Categories: Food for thought

Posted on 03-15-13 at 9 a.m.

Image for Framing the issue

During the last presidential debate on foreign politics, as U.S. President Barack Obama cited his accomplishments, the policy he was the proudest of - besides vaporizing Osama Bin Laden - was his position on shale gas and accelerating the exploration process.

Meanwhile, north of the border, Quebecers massively reject shale gas exploration. Likewise, a number of groups are fiercely opposed to the Northern Gateway, the pipeline from Bruderheim, Alberta to Kitimat, B.C.

Why do similar issues elicit such viscerally opposite reactions from just across our shared border? Sure, this could be about values - perhaps Americans and Canadians have different principles when it comes to energy or resources. However, we think the key factor here is not the answer but the question, and how it's structured. It's not about the picture - it's about the frame.

It's all about how you frame the issue - and the results are dramatically different. In the U.S., the administration and the energy industry frame shale gas as an "energy independence" issue. Shale gas exploration will make America energy self-sufficient - or even transform the country into a net exporter of oil and gas by 2020. Here, nationalism is cannily tied to oil and gas extraction. The question is: "Do you want to depend on Middle Eastern countries and their oil oligopoly for your energy supply... or are you a proud American?" Cue the fireworks and the flag-waving - the answer is never in doubt because the issue has been deftly framed to elicit the desired response.

In Quebec, a CROP poll conducted for the Fédération des chambres de commerce du Québec revealed that Quebecers are almost twice as opposed to shale gas as to the tar sands. Think about what that says when you consider how much negative media coverage the tar sands have received. Quebecers would prefer to buy their gas from other provinces or states rather than exploit their own. In Quebec, the discovery of a new resource is practically treated as bad news.

From the get-go, the energy industry here has been unable to frame the issue to its advantage. Meanwhile, its opponents did just that, pointing to possible contamination of the groundwater. In Quebec, the question is now: "Do you want to pollute your water?" And you know the answer to that one. Once that frame is snapped into place, it's very hard to remove. Not even a spokesman as credible as Lucien Bouchard (he almost made Quebec a country singlehandedly) can pull it off. In fact, rather than enhancing the image of shale gas, the issue is reducing his likeability.
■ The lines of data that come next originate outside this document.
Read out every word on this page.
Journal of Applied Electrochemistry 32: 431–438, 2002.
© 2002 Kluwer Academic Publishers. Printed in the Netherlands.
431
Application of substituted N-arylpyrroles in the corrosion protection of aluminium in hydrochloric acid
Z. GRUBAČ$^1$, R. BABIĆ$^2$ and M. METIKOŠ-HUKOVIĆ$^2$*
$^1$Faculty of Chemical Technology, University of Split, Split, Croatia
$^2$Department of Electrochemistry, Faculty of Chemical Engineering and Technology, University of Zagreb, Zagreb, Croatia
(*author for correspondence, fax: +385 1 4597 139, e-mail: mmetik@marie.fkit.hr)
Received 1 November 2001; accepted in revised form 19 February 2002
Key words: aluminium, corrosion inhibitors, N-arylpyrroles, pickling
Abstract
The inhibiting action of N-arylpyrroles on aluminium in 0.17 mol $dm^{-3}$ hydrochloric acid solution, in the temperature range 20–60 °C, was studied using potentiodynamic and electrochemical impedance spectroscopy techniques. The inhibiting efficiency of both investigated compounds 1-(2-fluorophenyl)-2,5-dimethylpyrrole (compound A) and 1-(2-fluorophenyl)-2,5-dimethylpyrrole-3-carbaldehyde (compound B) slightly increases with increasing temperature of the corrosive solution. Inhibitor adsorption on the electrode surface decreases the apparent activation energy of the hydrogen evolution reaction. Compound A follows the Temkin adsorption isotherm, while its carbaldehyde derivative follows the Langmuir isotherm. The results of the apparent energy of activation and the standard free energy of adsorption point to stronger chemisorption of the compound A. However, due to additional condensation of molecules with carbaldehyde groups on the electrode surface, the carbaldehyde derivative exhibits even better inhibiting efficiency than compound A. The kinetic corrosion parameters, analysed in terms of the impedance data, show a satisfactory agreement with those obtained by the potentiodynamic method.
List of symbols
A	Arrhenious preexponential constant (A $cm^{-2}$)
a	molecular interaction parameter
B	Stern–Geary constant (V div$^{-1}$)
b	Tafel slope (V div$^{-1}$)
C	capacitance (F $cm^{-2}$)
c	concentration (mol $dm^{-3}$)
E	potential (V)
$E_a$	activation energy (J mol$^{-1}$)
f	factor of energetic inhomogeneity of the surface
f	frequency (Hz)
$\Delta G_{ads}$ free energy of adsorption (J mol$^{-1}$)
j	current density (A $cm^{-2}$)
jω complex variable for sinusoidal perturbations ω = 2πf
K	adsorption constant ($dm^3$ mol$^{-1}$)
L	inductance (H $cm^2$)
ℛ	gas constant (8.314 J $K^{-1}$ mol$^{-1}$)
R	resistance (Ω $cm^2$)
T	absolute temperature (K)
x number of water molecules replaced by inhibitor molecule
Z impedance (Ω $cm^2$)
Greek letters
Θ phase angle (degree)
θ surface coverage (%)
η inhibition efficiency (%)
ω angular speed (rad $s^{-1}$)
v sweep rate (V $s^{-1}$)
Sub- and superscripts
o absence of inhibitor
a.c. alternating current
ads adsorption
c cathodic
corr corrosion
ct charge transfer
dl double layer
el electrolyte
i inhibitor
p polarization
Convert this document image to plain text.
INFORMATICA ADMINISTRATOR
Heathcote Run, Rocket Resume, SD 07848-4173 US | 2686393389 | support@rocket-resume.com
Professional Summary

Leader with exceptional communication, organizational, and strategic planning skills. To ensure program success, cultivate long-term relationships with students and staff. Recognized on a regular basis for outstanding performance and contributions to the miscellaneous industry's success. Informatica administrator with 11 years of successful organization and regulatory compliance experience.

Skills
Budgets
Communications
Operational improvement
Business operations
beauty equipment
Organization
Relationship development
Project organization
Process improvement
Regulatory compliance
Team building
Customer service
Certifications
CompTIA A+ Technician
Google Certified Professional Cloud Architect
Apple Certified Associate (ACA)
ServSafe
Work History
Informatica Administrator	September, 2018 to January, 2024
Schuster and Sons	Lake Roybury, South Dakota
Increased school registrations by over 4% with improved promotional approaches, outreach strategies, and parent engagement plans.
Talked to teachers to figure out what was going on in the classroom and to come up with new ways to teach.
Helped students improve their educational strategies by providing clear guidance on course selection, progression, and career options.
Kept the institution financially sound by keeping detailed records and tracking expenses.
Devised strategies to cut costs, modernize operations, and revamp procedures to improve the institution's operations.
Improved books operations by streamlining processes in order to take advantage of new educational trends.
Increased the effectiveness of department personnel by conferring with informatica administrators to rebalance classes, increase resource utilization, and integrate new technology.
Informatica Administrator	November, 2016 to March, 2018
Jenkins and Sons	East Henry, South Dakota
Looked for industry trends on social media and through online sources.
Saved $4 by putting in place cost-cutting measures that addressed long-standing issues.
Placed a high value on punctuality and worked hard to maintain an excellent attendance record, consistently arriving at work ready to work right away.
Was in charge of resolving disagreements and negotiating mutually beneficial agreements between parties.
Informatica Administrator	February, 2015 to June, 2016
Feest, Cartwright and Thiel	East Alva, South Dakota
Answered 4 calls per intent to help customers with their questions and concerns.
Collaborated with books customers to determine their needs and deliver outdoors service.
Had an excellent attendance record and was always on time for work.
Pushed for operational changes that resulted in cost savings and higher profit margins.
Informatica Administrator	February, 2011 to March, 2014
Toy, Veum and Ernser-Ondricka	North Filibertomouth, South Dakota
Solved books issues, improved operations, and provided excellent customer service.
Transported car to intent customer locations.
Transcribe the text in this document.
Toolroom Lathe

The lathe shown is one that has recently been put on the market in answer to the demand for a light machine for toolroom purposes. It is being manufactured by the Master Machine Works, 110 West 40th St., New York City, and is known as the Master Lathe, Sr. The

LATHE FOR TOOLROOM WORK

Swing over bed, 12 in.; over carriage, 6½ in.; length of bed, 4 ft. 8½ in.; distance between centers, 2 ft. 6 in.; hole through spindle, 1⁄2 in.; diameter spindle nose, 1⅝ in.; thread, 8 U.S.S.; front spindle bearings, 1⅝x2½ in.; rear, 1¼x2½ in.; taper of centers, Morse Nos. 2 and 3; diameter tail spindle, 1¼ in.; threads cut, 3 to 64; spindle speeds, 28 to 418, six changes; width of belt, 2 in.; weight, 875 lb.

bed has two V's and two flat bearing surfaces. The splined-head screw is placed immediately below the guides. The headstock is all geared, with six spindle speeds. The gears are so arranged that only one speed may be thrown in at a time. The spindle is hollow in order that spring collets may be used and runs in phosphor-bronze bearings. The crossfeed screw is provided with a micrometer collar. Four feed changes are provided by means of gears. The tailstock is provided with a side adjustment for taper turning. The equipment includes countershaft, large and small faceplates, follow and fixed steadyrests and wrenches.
Framing an issue starts with robust data about public opinion. You need to clearly understand the strengths and weaknesses of your project, as well as who are your allies, your opponents and the silent majority that you may be able to convince. Finally, it's important to understand the nature of the opposition, rational or emotional, in order to fine-tune the tone of communications.

Now the industry is stuck with an image problem, and has to find a way to reframe the issue. That won't be easy, but it's absolutely necessary to winning hearts and minds. Your mother was right: you seldom get a second chance to make that first impression.